Grenville United Mines - Great Condurrow
Great Condurrow Grid reference SW661393
All that is visible today of Great Condurrow Mine is the imposing engine house that used to contain an 80 inch pumping engine working on the 1700 ft deep Woolf's shaft. The engine itself was not new as it had previously pumped water from West Chiverton mine (Grid Ref. SW791508) and also Gwennap United mines. The engine house is in such good condition as it only dates from about 1906 when the mine was last (briefly) reopened. Condurrow is first mentioned in the mining journals in 1815 when shares were offered for sale. Initially a copper mine, Condurrow produced its first ore in 1818 when 29 tons of copper ore were sold. By 1821 the mine had broken into some high quality (grade) ore, with sales in 1825 acheiving a price of £8.22 a ton as opposed to the more usual £6.76 locally. The mine increased production selling 1146 tons in 1826. Condurrow only operated for a short time however before closing again in 1830. In 1844 however, Great Condurrow was reopened along with a mine called 'Old Tye' located about 300 metres to the south. In 1845, Baroness Grenville granted a lease to work the area to the southwest. This was to become Wheal Grenville Sett. The ore produced at the re-opened mine was raised quickly but was of a far lower grade than previously. Production doubled from 609 tons in 1846 to over 1230 tons sold in 1847. A period of uncertainty followed for the mine for the next few years until black tin was discovered at depth helping to return the company's finances into the black. Dividends were paid for the first time in 1849.

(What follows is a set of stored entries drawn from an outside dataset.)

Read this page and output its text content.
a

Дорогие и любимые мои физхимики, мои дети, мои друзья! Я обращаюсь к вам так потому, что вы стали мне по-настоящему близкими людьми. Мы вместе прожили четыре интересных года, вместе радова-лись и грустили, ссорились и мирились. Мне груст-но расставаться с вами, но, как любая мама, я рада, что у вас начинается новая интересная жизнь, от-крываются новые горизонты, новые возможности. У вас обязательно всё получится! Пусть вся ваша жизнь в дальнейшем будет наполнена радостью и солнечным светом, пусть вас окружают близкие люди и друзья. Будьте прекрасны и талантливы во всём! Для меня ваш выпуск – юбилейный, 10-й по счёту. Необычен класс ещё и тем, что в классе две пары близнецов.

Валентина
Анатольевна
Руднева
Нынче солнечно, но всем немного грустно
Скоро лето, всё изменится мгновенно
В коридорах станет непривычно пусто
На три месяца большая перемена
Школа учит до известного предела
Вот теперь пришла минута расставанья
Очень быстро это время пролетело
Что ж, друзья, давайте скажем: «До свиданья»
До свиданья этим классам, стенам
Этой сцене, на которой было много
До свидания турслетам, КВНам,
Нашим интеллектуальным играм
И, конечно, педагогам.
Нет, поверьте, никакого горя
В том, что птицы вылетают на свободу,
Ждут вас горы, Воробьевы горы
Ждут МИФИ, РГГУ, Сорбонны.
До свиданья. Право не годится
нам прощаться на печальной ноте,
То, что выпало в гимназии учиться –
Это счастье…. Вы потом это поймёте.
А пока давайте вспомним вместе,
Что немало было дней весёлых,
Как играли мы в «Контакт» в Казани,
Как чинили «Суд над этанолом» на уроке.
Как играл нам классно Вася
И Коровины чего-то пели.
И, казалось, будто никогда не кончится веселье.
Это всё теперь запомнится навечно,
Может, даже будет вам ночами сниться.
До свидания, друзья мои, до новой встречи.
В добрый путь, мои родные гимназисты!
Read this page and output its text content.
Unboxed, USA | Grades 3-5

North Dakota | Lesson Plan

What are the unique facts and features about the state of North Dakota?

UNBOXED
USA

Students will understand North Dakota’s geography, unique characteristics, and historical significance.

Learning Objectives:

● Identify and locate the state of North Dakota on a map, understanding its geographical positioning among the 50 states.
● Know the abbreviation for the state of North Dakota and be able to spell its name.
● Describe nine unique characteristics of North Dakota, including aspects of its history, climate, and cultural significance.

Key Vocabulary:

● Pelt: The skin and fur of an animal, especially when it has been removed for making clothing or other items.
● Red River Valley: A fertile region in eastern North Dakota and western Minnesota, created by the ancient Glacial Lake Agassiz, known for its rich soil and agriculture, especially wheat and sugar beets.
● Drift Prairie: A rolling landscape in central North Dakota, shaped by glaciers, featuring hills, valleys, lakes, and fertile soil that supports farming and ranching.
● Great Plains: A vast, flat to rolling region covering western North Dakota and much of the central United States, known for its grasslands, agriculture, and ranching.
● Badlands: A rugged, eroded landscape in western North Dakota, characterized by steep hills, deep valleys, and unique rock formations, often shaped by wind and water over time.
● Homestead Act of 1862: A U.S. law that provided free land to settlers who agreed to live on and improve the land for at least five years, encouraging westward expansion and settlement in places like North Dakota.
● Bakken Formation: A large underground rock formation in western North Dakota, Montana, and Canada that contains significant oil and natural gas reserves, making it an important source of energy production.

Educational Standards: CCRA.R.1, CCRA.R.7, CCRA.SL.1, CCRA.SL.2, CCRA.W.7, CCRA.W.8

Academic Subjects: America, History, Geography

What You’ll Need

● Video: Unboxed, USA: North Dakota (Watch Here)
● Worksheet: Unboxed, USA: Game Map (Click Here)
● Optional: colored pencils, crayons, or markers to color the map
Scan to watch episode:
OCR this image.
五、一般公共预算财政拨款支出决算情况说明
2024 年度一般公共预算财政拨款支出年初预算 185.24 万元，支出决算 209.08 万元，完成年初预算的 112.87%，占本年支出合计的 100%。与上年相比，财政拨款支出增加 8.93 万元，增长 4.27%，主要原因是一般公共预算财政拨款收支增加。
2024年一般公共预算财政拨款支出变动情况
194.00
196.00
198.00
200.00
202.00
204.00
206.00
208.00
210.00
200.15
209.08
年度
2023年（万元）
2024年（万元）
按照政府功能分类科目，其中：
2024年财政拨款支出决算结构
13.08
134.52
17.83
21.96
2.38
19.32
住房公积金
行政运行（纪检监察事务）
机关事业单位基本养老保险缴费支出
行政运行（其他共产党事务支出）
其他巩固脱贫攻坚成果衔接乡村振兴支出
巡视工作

As is commonplace with a lot of Cornish mines, details of the structure, shafts and drives of the mine were not recorded until 1850. The main shafts at this time being Pryce's Sump Shaft, supporting a 36-inch pumping engine; Vivian's shaft (named after the mine manager Capt. N. Vivian); Hope's Shaft and Woolf's (later renamed Neame's) Shaft. Extracts from the Mining Journal for Xmas 1852 show that copper and tin was produced in almost equal measure by an underground workforce of just under 200 men and boys. As the decade wore on so extraction and production costs rose too. Copper ore prices fell from £7.089/ton in 1855 to just £3.03/ton in 1866. It was not possible to offer dividends after mid-1857 and worse was to come with the resignation of Captain Vivian, the Mine Manager in 1861. In the mid-1860's production was switched to tin as the mine swallowed up Tryphena Mine as part of Pendarves United Mines. By 1868 the 566 tons of black tin raised had a value of £32,364. As tin prices rose to over £75/ton in 1870-71 over £66,000 was made from sales. Costs however were high and accounting very poor. The company continued to run the mine at a loss for the majority of the next few years. Various unsuccesful attempts were made to rescue the mine but these were alas all in vain and the mine was abandoned in 1873. See also the neighbouring setts of South Condurrow and Wheal Grenville and Grenville United Mines
For more information on Condurrow and its neighbouring mines please purchase a copy of the excellent Cornwall's Central Mines: The Southern District by T. A. Morrison.
The Great Flat Lode is an enormous ore bearing body tilted at an angle of about 45 degrees situated to the south of Carn Brea. Normally lodes are found perpendicular to the ground surface or at best at angles of about 60 degrees. The Great Flat lode got its name as in relative terms it lay a lot flatter in the ground. This, meant that mines could be placed at the optimum locations to extract the tin or copper ore from the ground without digging to excessive depths. The Great Flat Lode Trail encompasses all the major mines of the Camborne-Redruth area running in a 7.5 mile multi-use circular trail around the granite hill of Carn Brea. Follow the hyperlinks for more information and photographs on the main sections of this excellent trail.
It is hoped to achieve 'World Heritage' status for this area shortly which should help to provide the necessary funding to improve and interlink all the mineral tramway projects. The majority of the trail is off-road and suitable for walkers, horse riders and cyclists. There are even some parts accessible to wheelchair users.